New legislation passed by the Illinois General Assembly aims to equalize credit transfers between community colleges and the state’s public four-year colleges and universities, making student transitions smoother between institution types. Supporters of the bill state that it will ensure students have low-cost pathways to a four-year degree and that it will help address critical workforce shortages, especially in education fields.
The legislation will ensure that course credits across 18 majors will directly transfer from community colleges to four-year public institutions.
The majors included in the bill are:
- Biological Sciences
- Computer Science
- Criminal Justice
- Early Childhood Education
- Media and Communication Arts
- Political Science
- Theatre Arts
Under the current system, four-year schools can deem a community college credit as not equivalent to its own offerings, meaning that those courses would only count as electives and that students would have to retake similar classes to meet their major’s course requirements.

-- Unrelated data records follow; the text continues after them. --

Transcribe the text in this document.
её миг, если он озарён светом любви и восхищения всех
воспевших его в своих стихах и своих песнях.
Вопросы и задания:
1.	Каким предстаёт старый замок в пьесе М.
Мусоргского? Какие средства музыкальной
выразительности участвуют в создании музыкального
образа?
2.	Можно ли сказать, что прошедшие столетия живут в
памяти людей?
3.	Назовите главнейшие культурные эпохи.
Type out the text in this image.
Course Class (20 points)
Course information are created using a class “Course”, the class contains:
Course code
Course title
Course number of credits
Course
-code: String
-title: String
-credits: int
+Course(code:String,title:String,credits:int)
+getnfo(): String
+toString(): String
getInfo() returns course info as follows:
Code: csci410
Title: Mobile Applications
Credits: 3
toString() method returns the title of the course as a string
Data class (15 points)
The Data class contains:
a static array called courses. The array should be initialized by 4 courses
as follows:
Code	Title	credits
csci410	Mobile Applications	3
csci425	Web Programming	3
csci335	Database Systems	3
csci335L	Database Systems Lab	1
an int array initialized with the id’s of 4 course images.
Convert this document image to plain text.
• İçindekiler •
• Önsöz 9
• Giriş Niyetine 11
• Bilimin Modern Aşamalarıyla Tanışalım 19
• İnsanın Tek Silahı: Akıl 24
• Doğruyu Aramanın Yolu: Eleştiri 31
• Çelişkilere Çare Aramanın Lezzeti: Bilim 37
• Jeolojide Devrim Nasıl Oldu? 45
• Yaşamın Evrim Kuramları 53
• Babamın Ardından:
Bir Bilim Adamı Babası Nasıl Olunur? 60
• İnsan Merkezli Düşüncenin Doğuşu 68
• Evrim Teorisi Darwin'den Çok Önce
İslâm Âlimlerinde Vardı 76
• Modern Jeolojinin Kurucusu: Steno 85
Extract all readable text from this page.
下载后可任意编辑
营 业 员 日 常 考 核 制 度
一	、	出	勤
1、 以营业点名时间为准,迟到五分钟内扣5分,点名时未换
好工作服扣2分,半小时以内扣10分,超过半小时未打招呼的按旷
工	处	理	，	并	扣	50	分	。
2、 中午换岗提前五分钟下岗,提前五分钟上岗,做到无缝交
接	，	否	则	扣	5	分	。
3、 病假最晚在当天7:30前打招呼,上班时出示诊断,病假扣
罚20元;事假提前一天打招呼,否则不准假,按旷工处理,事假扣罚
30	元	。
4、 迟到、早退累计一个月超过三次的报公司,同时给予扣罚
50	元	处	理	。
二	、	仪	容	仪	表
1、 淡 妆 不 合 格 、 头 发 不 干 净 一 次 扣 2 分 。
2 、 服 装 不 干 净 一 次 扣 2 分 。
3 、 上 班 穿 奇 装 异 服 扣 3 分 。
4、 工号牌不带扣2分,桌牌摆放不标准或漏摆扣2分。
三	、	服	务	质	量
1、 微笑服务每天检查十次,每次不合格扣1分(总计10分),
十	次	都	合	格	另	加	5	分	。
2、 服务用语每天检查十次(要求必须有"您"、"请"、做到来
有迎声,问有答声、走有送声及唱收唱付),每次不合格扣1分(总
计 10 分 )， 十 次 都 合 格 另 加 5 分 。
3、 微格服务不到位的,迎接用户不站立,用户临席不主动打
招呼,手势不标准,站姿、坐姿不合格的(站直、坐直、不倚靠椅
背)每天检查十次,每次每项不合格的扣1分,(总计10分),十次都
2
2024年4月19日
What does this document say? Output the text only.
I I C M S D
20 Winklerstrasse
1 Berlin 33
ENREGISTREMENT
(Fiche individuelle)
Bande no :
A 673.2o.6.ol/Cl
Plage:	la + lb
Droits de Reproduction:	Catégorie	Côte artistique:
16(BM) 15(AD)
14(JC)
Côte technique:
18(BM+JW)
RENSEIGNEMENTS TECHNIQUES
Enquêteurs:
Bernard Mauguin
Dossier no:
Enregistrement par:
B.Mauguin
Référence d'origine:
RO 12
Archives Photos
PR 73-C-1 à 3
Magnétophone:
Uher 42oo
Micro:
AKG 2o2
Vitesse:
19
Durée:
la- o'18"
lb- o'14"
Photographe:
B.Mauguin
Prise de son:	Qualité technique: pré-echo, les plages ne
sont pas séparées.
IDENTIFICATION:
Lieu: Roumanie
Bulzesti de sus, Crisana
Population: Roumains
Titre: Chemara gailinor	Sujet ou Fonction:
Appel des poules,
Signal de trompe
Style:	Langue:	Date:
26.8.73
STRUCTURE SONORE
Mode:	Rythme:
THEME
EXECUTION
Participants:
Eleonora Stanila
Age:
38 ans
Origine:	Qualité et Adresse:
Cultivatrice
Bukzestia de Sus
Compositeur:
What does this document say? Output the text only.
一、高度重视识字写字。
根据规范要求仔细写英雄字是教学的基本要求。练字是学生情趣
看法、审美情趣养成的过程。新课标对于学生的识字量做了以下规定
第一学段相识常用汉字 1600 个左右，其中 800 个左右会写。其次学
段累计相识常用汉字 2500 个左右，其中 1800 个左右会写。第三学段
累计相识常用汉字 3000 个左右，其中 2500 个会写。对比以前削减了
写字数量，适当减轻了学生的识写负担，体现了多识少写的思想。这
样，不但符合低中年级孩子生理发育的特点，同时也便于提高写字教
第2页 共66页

As part of the legislation, the Illinois Articulation Initiative is required to create equivalency plans for early childhood, elementary, and secondary education majors. The bill, which is soon expected to be signed into law by Gov. JB Pritzker (D), received full bipartisan support, passing unanimously in both chambers of the legislature.
“Equalizing the value for certain credits earned at community colleges will also help reduce the stigma that work done at a community college is less valuable than at a four-year college or university,” Illinois Community College Board Director Brian Durham wrote in a statement.